Australia on Friday announced it will join the Climate and Clean Air Coalition, a UN-led initiative to cut short-lived climate pollutants such as soot and methane.
The initiative, launched in February this year, targets emissions that contribute to climate change and cause local air pollution that can threaten human health.
“The science suggests that acting quickly to reduce short-lived climate pollutants, which are more potent than carbon dioxide, has the potential to slow down warming by 2050,” Mark Dreyfus, Australia’s parliamentary secretary for climate change, said in a statement.
Emissions targeted by the initiative only stay in the atmosphere for a few years, as opposed to carbon dioxide, which can remain there for a century.

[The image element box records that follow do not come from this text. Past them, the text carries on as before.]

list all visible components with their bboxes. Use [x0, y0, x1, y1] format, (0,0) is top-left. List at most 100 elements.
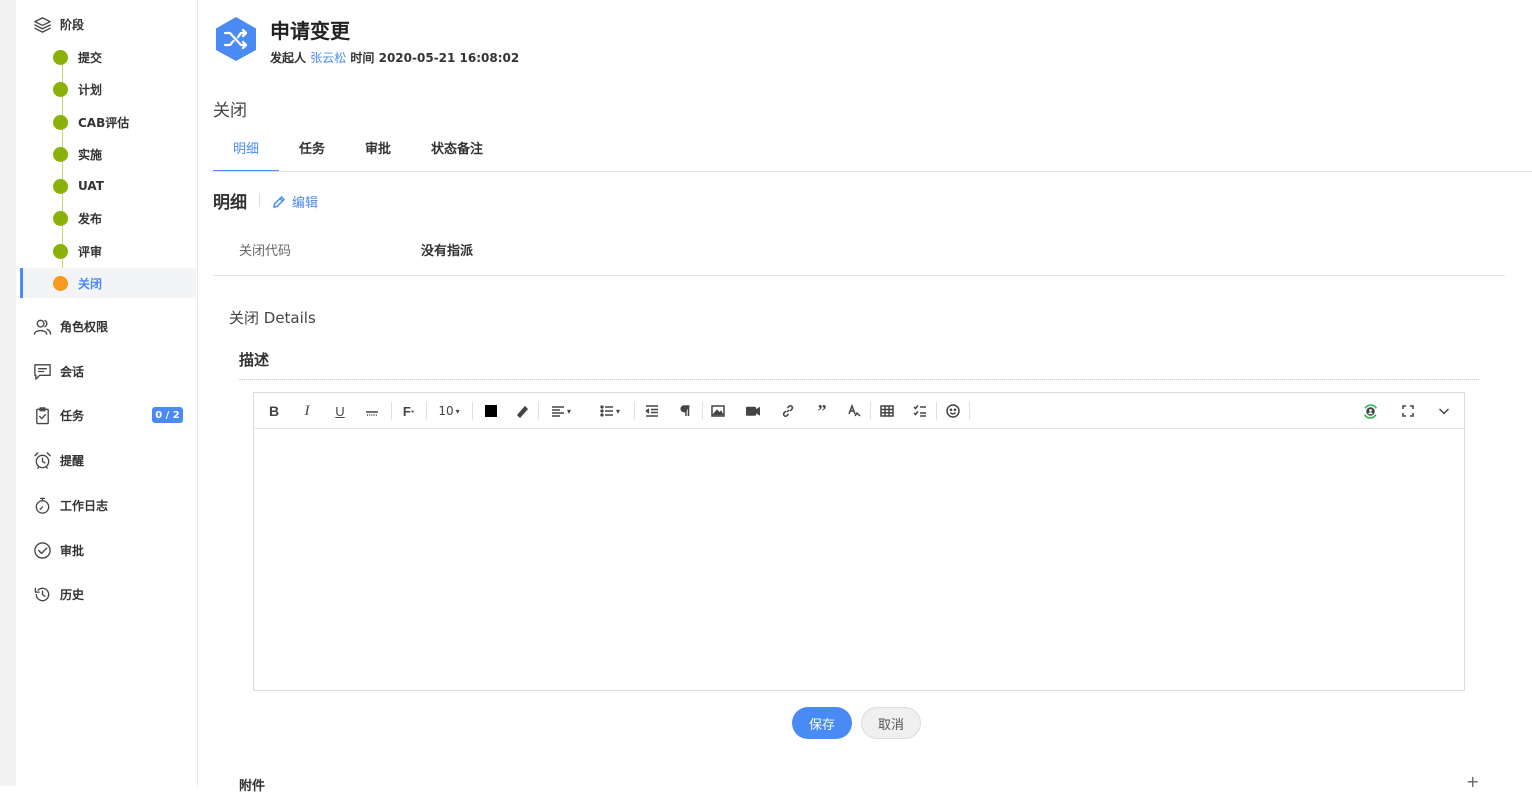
- stage-label: 关闭: [78, 276, 103, 291]
- sidebar-item-approval[interactable]: 审批: [32, 538, 84, 562]
- pencil-icon: [273, 195, 286, 208]
- font-size-select[interactable]: 10 ▾: [434, 399, 464, 423]
- stage-label: UAT: [78, 179, 104, 193]
- sidebar-item-worklog[interactable]: 工作日志: [32, 493, 108, 517]
- sidebar: 阶段 提交 计划 CAB评估 实施 UAT 发布 评审 关闭 角色权限 会话 任…: [16, 0, 198, 786]
- stage-done-dot: [53, 210, 68, 226]
- sidebar-item-label: 角色权限: [60, 319, 109, 334]
- chevron-down-icon[interactable]: [1434, 399, 1454, 423]
- close-code-label: 关闭代码: [239, 244, 292, 259]
- underline-icon[interactable]: U: [330, 399, 350, 423]
- cancel-button[interactable]: 取消: [861, 707, 921, 739]
- image-icon[interactable]: [708, 399, 728, 423]
- sidebar-item-label: 任务: [60, 408, 85, 423]
- initiator-link[interactable]: 张云松: [310, 51, 346, 65]
- stage-label: 提交: [78, 50, 103, 65]
- toolbar-separator: [969, 402, 970, 420]
- stage-done-dot: [53, 243, 68, 259]
- tabs-divider: [213, 171, 1532, 172]
- left-rail: [0, 0, 16, 786]
- time-label: 时间: [350, 51, 375, 65]
- layers-icon: [32, 14, 52, 34]
- list-dropdown-icon[interactable]: ▾: [595, 399, 625, 423]
- tab-approval[interactable]: 审批: [345, 132, 411, 172]
- toolbar-separator: [936, 402, 937, 420]
- stage-done-dot: [53, 146, 68, 162]
- paragraph-icon[interactable]: [675, 399, 695, 423]
- tab-status-notes[interactable]: 状态备注: [411, 132, 503, 172]
- stages-header[interactable]: 阶段: [32, 12, 84, 36]
- stage-item[interactable]: CAB评估: [20, 107, 196, 137]
- editor-content-area[interactable]: [254, 429, 1464, 691]
- stage-item[interactable]: 发布: [20, 203, 196, 233]
- stage-item[interactable]: UAT: [20, 171, 196, 201]
- page-title: 申请变更: [270, 19, 350, 43]
- sidebar-item-reminder[interactable]: 提醒: [32, 448, 84, 472]
- font-family-icon[interactable]: F·: [399, 399, 419, 423]
- stage-item-current[interactable]: 关闭: [20, 268, 196, 298]
- table-icon[interactable]: [877, 399, 897, 423]
- close-details-title: 关闭 Details: [229, 309, 316, 327]
- toolbar-separator: [538, 402, 539, 420]
- sidebar-item-label: 会话: [60, 364, 85, 379]
- sidebar-item-label: 审批: [60, 543, 85, 558]
- stages-header-label: 阶段: [60, 17, 85, 32]
- caret-down-icon: ▾: [615, 406, 620, 416]
- editor-toolbar: B I U F· 10 ▾ ▾ ▾ ”: [254, 393, 1464, 429]
- shuffle-icon: [216, 17, 256, 61]
- stage-item[interactable]: 计划: [20, 74, 196, 104]
- fullscreen-icon[interactable]: [1398, 399, 1418, 423]
- stage-done-dot: [53, 49, 68, 65]
- detail-section-title: 明细: [213, 193, 247, 213]
- stage-item[interactable]: 评审: [20, 236, 196, 266]
- stage-done-dot: [53, 81, 68, 97]
- checklist-icon[interactable]: [910, 399, 930, 423]
- link-icon[interactable]: [778, 399, 798, 423]
- highlight-icon[interactable]: [512, 399, 532, 423]
- tab-detail[interactable]: 明细: [213, 132, 280, 172]
- rich-text-editor: B I U F· 10 ▾ ▾ ▾ ”: [253, 392, 1465, 691]
- toolbar-separator: [634, 402, 635, 420]
- bold-icon[interactable]: B: [264, 399, 284, 423]
- sidebar-item-roles[interactable]: 角色权限: [32, 314, 108, 338]
- close-code-value: 没有指派: [421, 244, 474, 259]
- strikethrough-icon[interactable]: [362, 399, 382, 423]
- description-divider: [239, 379, 1479, 380]
- title-separator: [259, 193, 260, 207]
- align-dropdown-icon[interactable]: ▾: [546, 399, 576, 423]
- collaboration-icon[interactable]: [1358, 399, 1382, 423]
- history-icon: [32, 584, 52, 604]
- stage-item[interactable]: 实施: [20, 139, 196, 169]
- description-label: 描述: [239, 351, 270, 369]
- stage-label: 发布: [78, 211, 103, 226]
- chat-icon: [32, 361, 52, 381]
- edit-button[interactable]: 编辑: [272, 192, 318, 211]
- toolbar-separator: [702, 402, 703, 420]
- users-icon: [32, 316, 52, 336]
- save-button[interactable]: 保存: [792, 707, 852, 739]
- caret-down-icon: ▾: [455, 406, 460, 416]
- italic-icon[interactable]: I: [297, 399, 317, 423]
- sidebar-item-tasks[interactable]: 任务: [32, 403, 84, 427]
- sidebar-item-chat[interactable]: 会话: [32, 359, 84, 383]
- outdent-icon[interactable]: [642, 399, 662, 423]
- clipboard-icon: [32, 405, 52, 425]
- field-divider: [213, 275, 1505, 276]
- tab-tasks[interactable]: 任务: [279, 132, 345, 172]
- stage-label: CAB评估: [78, 115, 130, 130]
- text-color-icon[interactable]: [481, 399, 501, 423]
- sidebar-item-label: 历史: [60, 587, 85, 602]
- video-icon[interactable]: [743, 399, 763, 423]
- stage-item[interactable]: 提交: [20, 42, 196, 72]
- sidebar-item-history[interactable]: 历史: [32, 582, 84, 606]
- toolbar-separator: [426, 402, 427, 420]
- clear-format-icon[interactable]: [844, 399, 864, 423]
- alarm-icon: [32, 450, 52, 470]
- quote-icon[interactable]: ”: [812, 399, 832, 423]
- emoji-icon[interactable]: [943, 399, 963, 423]
- main-content: 申请变更 发起人 张云松 时间 2020-05-21 16:08:02 关闭 明…: [198, 0, 1532, 794]
- toolbar-separator: [870, 402, 871, 420]
- attachments-label: 附件: [239, 779, 266, 794]
- add-attachment-button[interactable]: +: [1466, 772, 1479, 791]
- stage-label: 评审: [78, 244, 103, 259]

The group’s backers say cutting emissions of gases like methane and black carbon can have an immediate impact on rising temperatures, and buy the world more time to deal with CO2 emissions in a new global climate agreement.
The Climate and Clean Air Coalition aims to take action against diesel emissions from large trucks and engines, and cut black carbon emissions by upgrading brick kilns.
It also wants to cut methane emissions from landfills and in the oil and gas industry, and launch alternatives to hydrofluorocarbons in products like refrigerators.
Australia becomes the nineteenth national government to join the Coalition, joining major emitters such as Germany, Japan, the UK and the US, but the group also includes developing nations such as Bangladesh, Ghana and Nigeria.
The European Commission, the UN Environment Program and the World Bank also participate.